Arrest follows warning last weekend over breach of personal data of employees at 280 clients in the UK

An employee of accounting software company Sage has been arrested at Heathrow airport in connection with the leak of personal details of staff working at 280 UK businesses.

The arrest was confirmed by City of London Police this morning, which said that the suspect, a 32-year-old woman, has been bailed.

The news comes less than a week after the company, the UK's largest independent software vendor with some six million customers worldwide, issued a warning.

The brief warning, released over the weekend, stated: "We believe there has been some unauthorised access using an internal login to the data of a small number of our UK customers so we are working closely with the authorities to investigate the situation."

The statement did not reveal much more than that, however, although security specialists were quick to criticise the company over its security measures.

Thomas Fischer, threat researcher and global security advocate at Digital Guardian, laid the blame squarely at Sage's door, and suggested that the company's security was inadequate.

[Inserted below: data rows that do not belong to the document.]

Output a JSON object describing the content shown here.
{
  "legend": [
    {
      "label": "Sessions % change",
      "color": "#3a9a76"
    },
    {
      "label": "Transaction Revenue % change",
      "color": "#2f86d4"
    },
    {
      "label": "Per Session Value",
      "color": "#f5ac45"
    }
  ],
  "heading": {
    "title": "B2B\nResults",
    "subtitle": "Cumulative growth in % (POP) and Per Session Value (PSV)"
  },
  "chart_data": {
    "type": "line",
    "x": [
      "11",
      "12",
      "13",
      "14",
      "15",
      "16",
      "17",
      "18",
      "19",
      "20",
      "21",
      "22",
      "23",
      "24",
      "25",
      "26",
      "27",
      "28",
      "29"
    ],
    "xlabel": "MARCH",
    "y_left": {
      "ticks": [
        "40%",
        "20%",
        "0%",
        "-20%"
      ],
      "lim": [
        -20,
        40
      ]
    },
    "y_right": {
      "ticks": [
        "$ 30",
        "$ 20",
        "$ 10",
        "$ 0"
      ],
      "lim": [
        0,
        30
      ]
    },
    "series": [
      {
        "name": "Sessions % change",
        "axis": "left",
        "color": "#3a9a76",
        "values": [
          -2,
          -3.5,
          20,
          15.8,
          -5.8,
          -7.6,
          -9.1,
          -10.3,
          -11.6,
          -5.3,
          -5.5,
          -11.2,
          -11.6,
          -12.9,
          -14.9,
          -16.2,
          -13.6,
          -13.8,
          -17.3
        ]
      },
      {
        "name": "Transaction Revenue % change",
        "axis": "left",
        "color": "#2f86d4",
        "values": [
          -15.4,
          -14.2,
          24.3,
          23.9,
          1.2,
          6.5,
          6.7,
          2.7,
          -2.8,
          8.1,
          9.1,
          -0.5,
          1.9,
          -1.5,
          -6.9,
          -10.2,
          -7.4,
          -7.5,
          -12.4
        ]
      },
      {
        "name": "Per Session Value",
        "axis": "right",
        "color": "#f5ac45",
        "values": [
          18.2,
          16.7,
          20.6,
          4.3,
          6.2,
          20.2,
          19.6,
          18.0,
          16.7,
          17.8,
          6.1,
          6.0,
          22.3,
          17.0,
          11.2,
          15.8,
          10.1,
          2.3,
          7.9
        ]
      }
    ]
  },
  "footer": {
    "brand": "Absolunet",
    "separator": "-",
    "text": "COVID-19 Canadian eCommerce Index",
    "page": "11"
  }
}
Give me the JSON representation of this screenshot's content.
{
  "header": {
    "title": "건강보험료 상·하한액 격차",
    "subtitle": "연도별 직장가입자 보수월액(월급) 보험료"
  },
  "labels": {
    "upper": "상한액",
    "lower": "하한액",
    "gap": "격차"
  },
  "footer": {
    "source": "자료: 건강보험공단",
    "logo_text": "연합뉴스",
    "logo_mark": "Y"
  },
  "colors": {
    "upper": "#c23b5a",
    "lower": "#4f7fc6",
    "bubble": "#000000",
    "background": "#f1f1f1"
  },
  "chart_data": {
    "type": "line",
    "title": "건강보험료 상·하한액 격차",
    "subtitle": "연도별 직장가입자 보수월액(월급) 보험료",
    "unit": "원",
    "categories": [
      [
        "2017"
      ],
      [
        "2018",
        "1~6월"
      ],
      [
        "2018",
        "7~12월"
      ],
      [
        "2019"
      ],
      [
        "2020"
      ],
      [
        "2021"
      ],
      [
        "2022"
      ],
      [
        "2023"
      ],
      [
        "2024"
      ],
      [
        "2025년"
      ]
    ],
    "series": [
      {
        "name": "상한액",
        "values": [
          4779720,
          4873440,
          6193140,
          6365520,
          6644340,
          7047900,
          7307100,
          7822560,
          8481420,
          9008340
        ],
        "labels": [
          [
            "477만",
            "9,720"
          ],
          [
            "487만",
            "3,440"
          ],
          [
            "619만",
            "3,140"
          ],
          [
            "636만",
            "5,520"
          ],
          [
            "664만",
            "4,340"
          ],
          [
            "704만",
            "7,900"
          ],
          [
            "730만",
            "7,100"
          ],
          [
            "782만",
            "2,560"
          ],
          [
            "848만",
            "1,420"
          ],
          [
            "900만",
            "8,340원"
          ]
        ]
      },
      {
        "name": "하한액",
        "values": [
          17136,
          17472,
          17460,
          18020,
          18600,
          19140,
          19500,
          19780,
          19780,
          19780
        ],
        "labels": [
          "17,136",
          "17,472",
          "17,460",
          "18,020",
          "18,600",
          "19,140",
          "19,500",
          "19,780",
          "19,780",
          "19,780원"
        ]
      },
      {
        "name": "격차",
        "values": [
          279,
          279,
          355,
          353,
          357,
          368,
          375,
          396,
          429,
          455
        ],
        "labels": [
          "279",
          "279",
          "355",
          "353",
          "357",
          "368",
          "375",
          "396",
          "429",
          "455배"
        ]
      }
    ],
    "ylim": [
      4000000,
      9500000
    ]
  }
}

"It appears the Sage breach came from an insider. Insider threats are almost always preventable if the right people management processes and tools are in place," said Fischer.

He continued: "This is the case even if the employee is a so-called reluctant insider, meaning that, for example, an external party has compromised their account. Sage also claims that it is currently unsure how the data was compromised. Again, with the proper investments in IT security, this should be easily controllable and identifiable within a very short period of time."

The admission at Sage came just one week after Oracle admitted that Russian hackers had cracked its own security and had gone as far as placing malicious code on what it described as "legacy" retail systems software at its MICROS point-of-sale systems subsidiary.